What are some of the tricks?
One is we use mashed potatoes for everything.  Let’s say I want to build a salad and I want it to stay fresh.  I’ll use cold mashed potatoes and stick my lettuce in there like florist clay to build and keep it cool and chilled.  If I’m doing a plate of nachos, I’ll put them in there and build the nachos like that.  If I want a turkey to look plump, I stuff his little insides as tight as I can with mashed potatoes.  It’s primarily a tool.

The other one we do is to use colors to paint things to make them darker. It’s usually a darkening agent and it’s all foods sprayed, like darker sauces and glazes.  Most of us use natural things.  There are some stylists around the country that use a lot of chemicals.
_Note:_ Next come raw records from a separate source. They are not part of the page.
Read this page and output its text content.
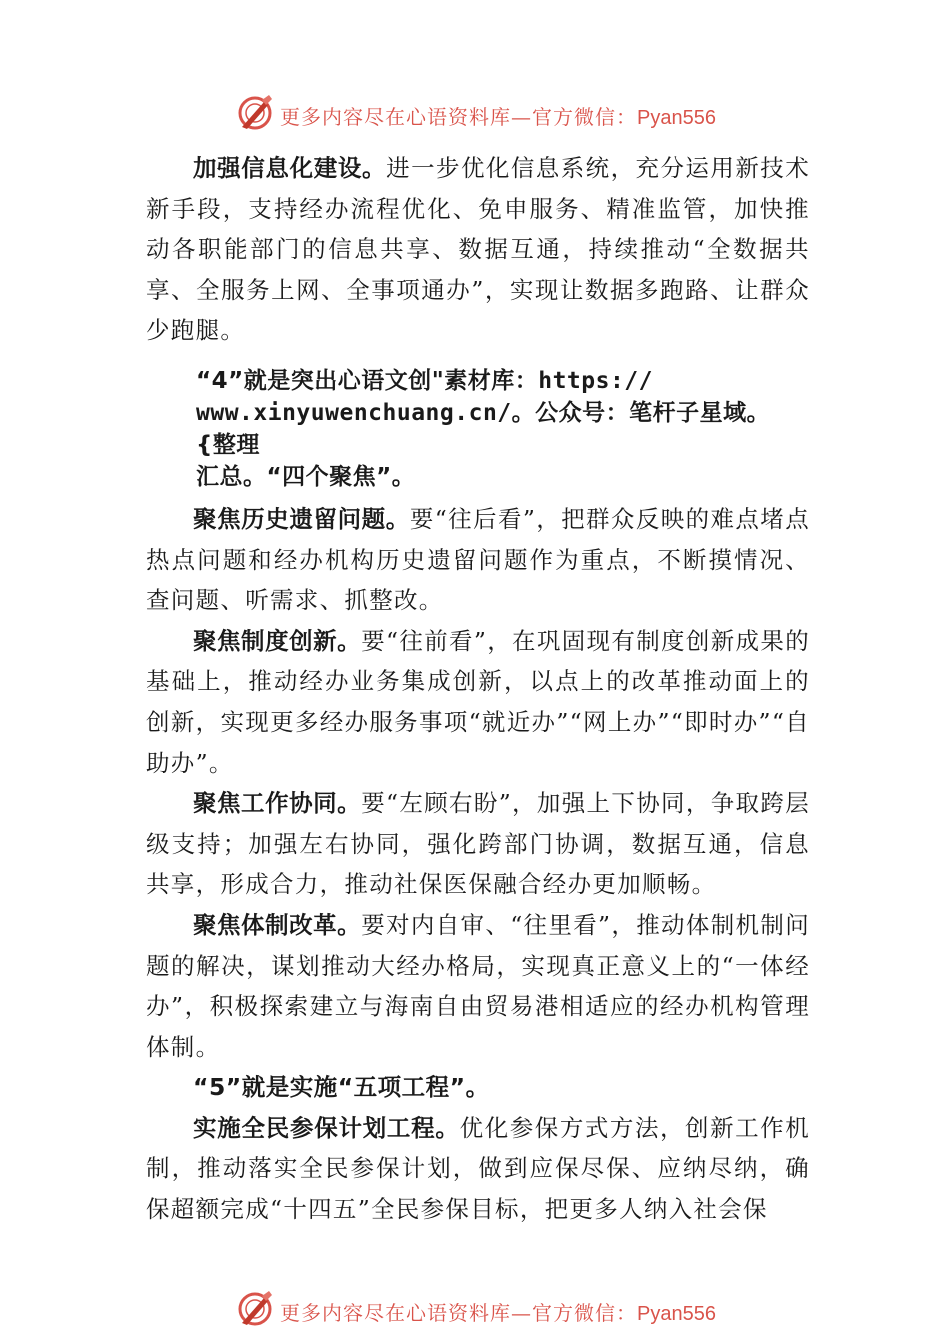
更多内容尽在心语资料库—官方微信：Pyan556

加强信息化建设。进一步优化信息系统，充分运用新技术新手段，支持经办流程优化、免申服务、精准监管，加快推动各职能部门的信息共享、数据互通，持续推动“全数据共享、全服务上网、全事项通办”，实现让数据多跑路、让群众少跑腿。

“4”就是突出心语文创"素材库：https://
www.xinyuwenchuang.cn/。公众号：笔杆子星域。{整理
汇总。“四个聚焦”。

聚焦历史遗留问题。要“往后看”，把群众反映的难点堵点热点问题和经办机构历史遗留问题作为重点，不断摸情况、查问题、听需求、抓整改。

聚焦制度创新。要“往前看”，在巩固现有制度创新成果的基础上，推动经办业务集成创新，以点上的改革推动面上的创新，实现更多经办服务事项“就近办”“网上办”“即时办”“自助办”。

聚焦工作协同。要“左顾右盼”，加强上下协同，争取跨层级支持；加强左右协同，强化跨部门协调，数据互通，信息共享，形成合力，推动社保医保融合经办更加顺畅。

聚焦体制改革。要对内自审、“往里看”，推动体制机制问题的解决，谋划推动大经办格局，实现真正意义上的“一体经办”，积极探索建立与海南自由贸易港相适应的经办机构管理体制。

“5”就是实施“五项工程”。

实施全民参保计划工程。优化参保方式方法，创新工作机制，推动落实全民参保计划，做到应保尽保、应纳尽纳，确保超额完成“十四五”全民参保目标，把更多人纳入社会保

更多内容尽在心语资料库—官方微信：Pyan556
I try to use pretty much natural.  Food looks better natural.

There’s a technique we use called stand-ins.  The other day I was doing a job and it had all these different plates, different steaks with different sauces, two different salads, drinks and bread.  They need to figure out their arrangement.  You’ve got to give them something.  I used to prepare it and sort of throw it out there.  Every time I did if it wasn’t ugly as all get out, they’d become attached to it.  Boom, make it just like that.  You can’t.  No two steaks are alike, no two pieces of lettuce, and no two pieces of broccoli.  So I give them the ugliest stand-ins.  Sometimes I’ll just wad up a paper towel or something dark and say, “Here’s your steak, and here’s your broccoli.”

The stories you hear where there are twenty executives crammed into a room and they are all fighting over the positioning of people’s lettuce.  How often does that happen?
It’s not executives.  It does happen though and it’s because the top executives aren’t there and everyone is trying to guess what they would want. These people are so trying to guess and it’s art in its lowest form.  It’s subjective.

When you look at food do you immediately deconstruct it and figure out how you would style it for a photo?
I think when I see food after this many years, you just know.

Malcolm Gladwell wrote the book Outliers.  He talks about how to become a professional, really an expert at something, you need 10,000 hours at least of experience.  Once that happens, I don’t really think when I style at my best I’m not thinking.  I can be talking to you or whatever – it doesn’t matter.  I believe that my best work is not done by me but through me.  That somehow the creative force of the group can flow through me, or an intelligence greater than me, can flow through me but when I try to do it with my little pea-sized brain fear comes in and it usually is very limited.  So I try to be just open for that flow and that’s when it works best for me.

 I try to be just open for that flow and that’s when it works best for me.

What is your favorite taco spot in Dallas?
My favorite taco spot is Velvet Taco.  They’ve got an Indian taco right now.  Oh my God, it’s so great!

What is your favorite barbecue place in Dallas?
We are barbecue aficionados. We make the most incredible pulled pork. My husband and I compete with our BBQ and we are getting really good.